And so, more contented than his brooding and troubled parent, Skippy piled up the flapjacks until they resembled the leaning tower of Pisa, and he whistled to the accompaniment of the sputtering coffee pot. All the world seemed delightful and generous with these savory dishes ready to be eaten, and he asked himself if his father wasn’t making much of little. After all, they had the Minnie M. Baxter for a home, didn’t they? And wasn’t living on a barge just the kind of life that he and his pals had often wished for when they had lain about their dusty dooryards on hot summer nights?
The boy ran to the door, his tanned face flushed and expectant. He would tell his father how much better he was going to feel out on the river all summer than back in dusty, hot Riverboro where he had spent all his life. He would fish and swim and take lots of deep, lung-developing breaths. He’d probably never have another bad throat....
He inhaled deeply on the strength of this thought and though his lungs filled with a queerly mixed odor of mud, decayed fish and salt, he noticed it not at all. Moreover, the inlet might have been a clear, wind-swept ocean waste, so far above the Basin had his imagination carried him.
A figure stirred in the shadows forward and then he heard the familiar tread of his father. Suddenly on the damp salt breeze they heard the distant sound of chimes and waited silently while the faint notes struck off the hour of ten.
“Pretty late to eat, huh Pop? Everythin’s ready, so you better come while it’s hot.”

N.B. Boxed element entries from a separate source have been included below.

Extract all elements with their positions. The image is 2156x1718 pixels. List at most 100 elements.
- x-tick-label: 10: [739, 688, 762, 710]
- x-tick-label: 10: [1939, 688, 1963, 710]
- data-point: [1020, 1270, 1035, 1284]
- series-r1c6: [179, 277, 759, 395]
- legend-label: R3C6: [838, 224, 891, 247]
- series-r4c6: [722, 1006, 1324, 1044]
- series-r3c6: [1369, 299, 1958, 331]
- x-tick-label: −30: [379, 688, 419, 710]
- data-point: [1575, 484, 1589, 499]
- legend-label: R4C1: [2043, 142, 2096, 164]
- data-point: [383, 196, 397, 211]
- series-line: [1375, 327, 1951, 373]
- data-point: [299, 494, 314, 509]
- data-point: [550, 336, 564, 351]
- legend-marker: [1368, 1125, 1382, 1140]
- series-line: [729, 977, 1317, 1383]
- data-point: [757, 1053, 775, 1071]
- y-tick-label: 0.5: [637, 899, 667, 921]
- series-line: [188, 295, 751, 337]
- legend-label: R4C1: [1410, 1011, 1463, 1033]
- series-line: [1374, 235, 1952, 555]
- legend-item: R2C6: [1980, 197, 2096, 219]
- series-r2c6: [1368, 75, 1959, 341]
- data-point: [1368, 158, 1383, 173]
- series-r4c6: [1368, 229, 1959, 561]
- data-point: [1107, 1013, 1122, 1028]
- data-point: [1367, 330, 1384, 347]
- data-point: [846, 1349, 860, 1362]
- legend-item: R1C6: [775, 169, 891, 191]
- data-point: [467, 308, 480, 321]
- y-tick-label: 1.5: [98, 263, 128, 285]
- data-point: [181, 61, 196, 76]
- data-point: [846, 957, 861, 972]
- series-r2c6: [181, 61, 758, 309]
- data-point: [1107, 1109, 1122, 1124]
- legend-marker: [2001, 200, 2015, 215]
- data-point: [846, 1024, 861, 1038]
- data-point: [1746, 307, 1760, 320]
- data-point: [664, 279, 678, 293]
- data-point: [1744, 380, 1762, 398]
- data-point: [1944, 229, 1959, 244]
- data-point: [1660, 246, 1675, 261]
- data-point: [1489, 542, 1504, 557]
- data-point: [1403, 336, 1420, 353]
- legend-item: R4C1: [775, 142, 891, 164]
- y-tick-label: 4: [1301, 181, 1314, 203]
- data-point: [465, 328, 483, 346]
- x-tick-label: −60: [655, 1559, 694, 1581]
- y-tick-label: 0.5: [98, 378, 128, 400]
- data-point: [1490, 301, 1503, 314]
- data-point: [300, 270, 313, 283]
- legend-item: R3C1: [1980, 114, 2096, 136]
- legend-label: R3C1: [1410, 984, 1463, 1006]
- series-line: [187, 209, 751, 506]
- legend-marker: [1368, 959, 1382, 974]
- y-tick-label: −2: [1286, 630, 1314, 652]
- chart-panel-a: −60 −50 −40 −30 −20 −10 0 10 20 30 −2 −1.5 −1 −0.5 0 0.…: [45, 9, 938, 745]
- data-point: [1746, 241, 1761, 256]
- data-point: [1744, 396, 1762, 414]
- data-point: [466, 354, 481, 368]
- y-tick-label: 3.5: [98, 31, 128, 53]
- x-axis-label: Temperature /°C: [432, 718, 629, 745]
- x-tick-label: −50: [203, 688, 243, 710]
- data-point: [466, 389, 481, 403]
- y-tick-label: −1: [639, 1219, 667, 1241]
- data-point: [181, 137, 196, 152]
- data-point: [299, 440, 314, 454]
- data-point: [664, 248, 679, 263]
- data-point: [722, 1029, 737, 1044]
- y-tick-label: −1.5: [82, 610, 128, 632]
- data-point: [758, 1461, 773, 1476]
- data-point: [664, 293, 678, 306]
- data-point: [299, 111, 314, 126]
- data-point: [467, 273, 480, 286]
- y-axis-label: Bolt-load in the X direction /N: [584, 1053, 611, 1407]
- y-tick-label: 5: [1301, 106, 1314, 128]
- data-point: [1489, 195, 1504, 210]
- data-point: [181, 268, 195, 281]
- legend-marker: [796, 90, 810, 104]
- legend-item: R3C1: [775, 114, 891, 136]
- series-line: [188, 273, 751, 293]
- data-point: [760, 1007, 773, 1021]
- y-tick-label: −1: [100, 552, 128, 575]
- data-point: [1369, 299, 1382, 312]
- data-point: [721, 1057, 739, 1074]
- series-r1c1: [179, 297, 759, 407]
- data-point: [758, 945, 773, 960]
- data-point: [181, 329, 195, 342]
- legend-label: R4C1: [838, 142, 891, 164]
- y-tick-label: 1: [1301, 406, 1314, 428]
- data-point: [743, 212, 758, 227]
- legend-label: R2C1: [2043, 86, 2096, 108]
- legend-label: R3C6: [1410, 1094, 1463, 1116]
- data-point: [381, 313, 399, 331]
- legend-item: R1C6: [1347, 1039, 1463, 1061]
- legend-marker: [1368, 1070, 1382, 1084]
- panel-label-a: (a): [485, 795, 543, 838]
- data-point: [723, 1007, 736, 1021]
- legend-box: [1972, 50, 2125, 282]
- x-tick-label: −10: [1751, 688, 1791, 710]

“Yer know where them chimes come from?” Toby asked in a tone of voice that was strange to his son. “They come from River Heights on that swell Town Hall what Ol’ Flint give to the borough. Now I s’pose he’ll give the three hunderd dollars he cheated me outa, fer somethin’ else what’ll give him a big name, hey? That’s what some uv them scoundrels like Ol’ Flint do—give their dirty money ter things what’ll give ’em a fine big name. Well, he won’t git the chanct ter give my three hunderd—not while I live!”
Josiah Flint again! Skippy’s heart lost all its merry hopes in a fleeting second. He turned back into the cabin and his father followed him in gloomy silence. Mechanically, he carried the steaming plate from the oil stove to the rickety little oil-cloth covered table and without a word they pulled up their chairs and sat down.
“I never tole yer before,” said Toby after a few moments, “but if it wasn’t fer Ol’ Flint there wouldn’ never ’a’ been no squatter colony like this in Brown’s Basin. It’s him what’s made it, that’s what. They’re all blackballed men, Sonny; men what’s got in Ol’ Flint’s clutches an’ ain’t never got the chance nor the brains ter git out. Not like me that had a little more brains ter earn bigger money so’s I could save fer the Minnie M. Baxter. Save!” He brought his fist down upon the table with such force that a flapjack bounced from his plate to the floor. “Ha, ha—what for did I save, hey?”
He laughed so sardonically that Skippy hurried for the coffee to hide his concern.
“Aw, please don’t take on so, Pop!” His eyes were directed at Toby’s back. “Gee, that old miser, he ain’t worth you actin’ so queer an’ all. It ain’t so bad here. It’s a nice little house we got in this cabin; chairs an’ the stove an’ a table an’ our trunk.” His glance wandered to the tiny windows opened to the damp salt breeze. “Even I bet I could put up some cretonne stuff as good as a girl an’ then won’t this be one nice-lookin’ little place!”